Emergence of high-level aztreonam–avibactam and cefiderocol resistance following treatment of an NDM-producing Escherichia coli bloodstream isolate exhibiting reduced susceptibility to both agents at baseline

Abstract

Abstract Background Cefiderocol (FDC) or ceftazidime-avibactam with aztreonam (CZA-ATM) are frontline agents for New Delhi metallo-β-lactamase (NDM)-producing Enterobacterales; however, clinical data are scarce, and mechanisms of treatment-emergent resistance are ill-defined. Our objectives were to characterize serial isolates and stool microbiota from a liver transplant recipient with NDM-producing Escherichia coli bacteraemia. Methods Isolates collected pre- and post-CZA–ATM treatment underwent broth microdilution susceptibility testing and whole-genome sequencing. Longitudinal stool collected during CZA–ATM therapy underwent metagenomic sequencing (Nanopore MinION). Results The baseline isolate exhibited elevated MICs for ATM–AVI (16/4 µg/mL) and FDC (8 µg/mL). Posttreatment, a rectal surveillance isolate exhibited high-level resistance to ATM–AVI (> 128/4 µg/mL) and FDC (32 µg/mL). Both isolates belonged to ST361 and harboured WT blaNDM-5. The baseline isolate contained wild type (WT) blaCMY-145 and mutations in ftsI (which encodes PBP3), including a YRIN insertion at residue 338 and the non-synonymous substitutions Q227H, E353K and I536L. The posttreatment isolate harboured new mutations in ftsI (A417 V) and blaCMY-145 (L139R and N366Y). Analysis of four stool samples collected during CZA–ATM treatment revealed high E. coli abundance. E. coli relative abundance increased from 34.5% (first sample) to 61.9% (last sample). Conclusions Baseline mutations in ftsI were associated with reduced susceptibility to ATM–AVI and FDC in an ST361 NDM-5-producing E. coli bloodstream isolate.
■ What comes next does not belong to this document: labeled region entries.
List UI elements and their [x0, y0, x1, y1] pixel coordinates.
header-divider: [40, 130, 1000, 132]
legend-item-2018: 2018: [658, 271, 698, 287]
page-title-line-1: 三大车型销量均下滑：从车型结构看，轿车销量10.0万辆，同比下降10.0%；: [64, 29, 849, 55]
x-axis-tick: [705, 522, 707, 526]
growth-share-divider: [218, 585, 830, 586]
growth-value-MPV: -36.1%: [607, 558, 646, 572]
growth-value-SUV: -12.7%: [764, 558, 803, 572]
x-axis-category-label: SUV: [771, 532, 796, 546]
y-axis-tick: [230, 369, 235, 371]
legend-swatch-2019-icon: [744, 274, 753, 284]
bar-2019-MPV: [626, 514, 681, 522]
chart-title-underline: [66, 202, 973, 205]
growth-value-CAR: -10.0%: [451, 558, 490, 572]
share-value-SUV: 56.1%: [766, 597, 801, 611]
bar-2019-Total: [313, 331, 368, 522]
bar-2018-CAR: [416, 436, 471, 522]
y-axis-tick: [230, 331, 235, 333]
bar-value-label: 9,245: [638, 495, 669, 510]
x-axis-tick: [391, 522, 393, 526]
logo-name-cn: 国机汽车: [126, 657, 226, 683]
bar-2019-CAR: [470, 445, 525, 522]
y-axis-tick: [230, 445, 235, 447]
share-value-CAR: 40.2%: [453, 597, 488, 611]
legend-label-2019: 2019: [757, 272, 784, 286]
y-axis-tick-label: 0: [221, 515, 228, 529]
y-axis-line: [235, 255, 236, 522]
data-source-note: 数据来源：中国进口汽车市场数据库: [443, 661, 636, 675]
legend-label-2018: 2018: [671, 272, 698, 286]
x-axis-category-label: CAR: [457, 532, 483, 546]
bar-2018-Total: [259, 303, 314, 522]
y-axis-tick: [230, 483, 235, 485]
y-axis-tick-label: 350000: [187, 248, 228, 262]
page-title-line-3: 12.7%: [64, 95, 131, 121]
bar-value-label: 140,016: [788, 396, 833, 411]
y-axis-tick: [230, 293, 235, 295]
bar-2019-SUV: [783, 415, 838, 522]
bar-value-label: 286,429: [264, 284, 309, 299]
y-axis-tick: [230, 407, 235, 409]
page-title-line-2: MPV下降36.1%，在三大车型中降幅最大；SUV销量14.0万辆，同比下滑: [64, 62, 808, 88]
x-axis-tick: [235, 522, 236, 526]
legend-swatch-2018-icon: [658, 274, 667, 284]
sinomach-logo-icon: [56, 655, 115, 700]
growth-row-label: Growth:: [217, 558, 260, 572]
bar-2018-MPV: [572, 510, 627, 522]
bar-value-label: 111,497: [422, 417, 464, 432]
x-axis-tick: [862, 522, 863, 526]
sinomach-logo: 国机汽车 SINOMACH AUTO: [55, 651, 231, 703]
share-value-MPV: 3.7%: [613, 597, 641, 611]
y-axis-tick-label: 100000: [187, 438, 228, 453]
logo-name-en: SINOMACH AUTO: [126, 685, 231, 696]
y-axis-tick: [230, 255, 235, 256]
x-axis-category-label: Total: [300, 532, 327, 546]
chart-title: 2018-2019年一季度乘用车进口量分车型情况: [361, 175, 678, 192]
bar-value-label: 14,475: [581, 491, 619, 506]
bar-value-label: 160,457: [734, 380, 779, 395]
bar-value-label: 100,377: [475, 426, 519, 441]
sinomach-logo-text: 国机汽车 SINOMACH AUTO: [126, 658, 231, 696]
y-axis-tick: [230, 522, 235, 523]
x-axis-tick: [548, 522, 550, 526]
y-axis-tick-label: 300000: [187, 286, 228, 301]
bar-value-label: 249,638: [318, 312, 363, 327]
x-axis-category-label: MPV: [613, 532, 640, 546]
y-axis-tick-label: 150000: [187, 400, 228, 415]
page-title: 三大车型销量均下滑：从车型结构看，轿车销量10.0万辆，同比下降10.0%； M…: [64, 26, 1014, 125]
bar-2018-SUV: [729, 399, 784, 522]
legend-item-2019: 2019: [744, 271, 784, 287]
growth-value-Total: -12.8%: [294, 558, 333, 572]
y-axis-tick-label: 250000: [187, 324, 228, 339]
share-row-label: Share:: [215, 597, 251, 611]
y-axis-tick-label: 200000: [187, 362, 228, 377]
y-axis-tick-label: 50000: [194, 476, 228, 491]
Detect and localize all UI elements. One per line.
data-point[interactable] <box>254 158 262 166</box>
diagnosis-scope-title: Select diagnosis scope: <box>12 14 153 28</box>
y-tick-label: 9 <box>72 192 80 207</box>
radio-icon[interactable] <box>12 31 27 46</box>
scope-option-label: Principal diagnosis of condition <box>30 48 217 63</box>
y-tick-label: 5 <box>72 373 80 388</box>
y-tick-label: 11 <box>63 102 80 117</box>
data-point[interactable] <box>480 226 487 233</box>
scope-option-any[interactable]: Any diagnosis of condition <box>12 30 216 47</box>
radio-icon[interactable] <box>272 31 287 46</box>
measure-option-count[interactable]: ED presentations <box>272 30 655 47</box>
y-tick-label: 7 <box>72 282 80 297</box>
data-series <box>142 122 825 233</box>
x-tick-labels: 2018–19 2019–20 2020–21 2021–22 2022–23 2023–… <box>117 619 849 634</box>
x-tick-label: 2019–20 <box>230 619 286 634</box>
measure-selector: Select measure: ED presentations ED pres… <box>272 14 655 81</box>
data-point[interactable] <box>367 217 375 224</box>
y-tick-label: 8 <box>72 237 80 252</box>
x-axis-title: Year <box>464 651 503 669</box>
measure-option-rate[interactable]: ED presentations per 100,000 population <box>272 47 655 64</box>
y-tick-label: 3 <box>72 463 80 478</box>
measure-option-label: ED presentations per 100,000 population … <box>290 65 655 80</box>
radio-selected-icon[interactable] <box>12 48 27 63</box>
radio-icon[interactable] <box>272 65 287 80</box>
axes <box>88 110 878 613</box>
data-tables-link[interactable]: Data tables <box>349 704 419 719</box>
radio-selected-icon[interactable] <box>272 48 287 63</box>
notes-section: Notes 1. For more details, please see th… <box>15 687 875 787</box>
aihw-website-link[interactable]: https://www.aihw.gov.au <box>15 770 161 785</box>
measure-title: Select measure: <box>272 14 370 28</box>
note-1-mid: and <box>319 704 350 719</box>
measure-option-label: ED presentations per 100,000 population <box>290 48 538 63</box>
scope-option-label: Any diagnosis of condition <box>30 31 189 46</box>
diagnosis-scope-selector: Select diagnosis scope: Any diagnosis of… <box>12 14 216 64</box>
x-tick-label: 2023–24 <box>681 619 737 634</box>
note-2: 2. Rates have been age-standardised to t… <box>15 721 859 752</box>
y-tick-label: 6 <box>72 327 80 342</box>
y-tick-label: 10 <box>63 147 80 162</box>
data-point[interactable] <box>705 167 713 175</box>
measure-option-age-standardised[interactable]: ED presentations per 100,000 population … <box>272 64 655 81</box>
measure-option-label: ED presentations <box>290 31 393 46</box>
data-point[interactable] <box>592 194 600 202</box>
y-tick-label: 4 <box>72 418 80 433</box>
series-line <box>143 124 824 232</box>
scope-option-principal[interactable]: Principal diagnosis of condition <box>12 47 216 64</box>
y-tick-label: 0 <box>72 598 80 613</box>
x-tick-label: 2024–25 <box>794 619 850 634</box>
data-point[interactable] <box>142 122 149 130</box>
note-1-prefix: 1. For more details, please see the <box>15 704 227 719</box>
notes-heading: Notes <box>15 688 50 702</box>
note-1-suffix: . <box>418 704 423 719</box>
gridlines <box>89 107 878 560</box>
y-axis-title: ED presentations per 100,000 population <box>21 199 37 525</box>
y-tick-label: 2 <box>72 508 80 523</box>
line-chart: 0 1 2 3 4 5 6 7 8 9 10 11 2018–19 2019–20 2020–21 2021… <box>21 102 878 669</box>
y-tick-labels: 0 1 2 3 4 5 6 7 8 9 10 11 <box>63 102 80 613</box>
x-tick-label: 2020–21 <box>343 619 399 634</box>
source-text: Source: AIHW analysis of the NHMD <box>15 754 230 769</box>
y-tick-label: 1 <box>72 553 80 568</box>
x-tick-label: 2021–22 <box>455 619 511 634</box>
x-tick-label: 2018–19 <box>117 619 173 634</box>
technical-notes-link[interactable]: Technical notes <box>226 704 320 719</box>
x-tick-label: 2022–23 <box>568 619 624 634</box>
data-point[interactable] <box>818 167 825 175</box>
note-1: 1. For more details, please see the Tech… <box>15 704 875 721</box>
High-level resistance was selected after CZA–ATM treatment, resulting in new ftsl and blaCMY-145 mutations. These findings underscore the need for ATM–AVI susceptibility testing for NDM producers, and the potential for PBP3 mutations to confer cross-resistance to ATM–AVI and FDC, which can emerge after CZA–ATM treatment.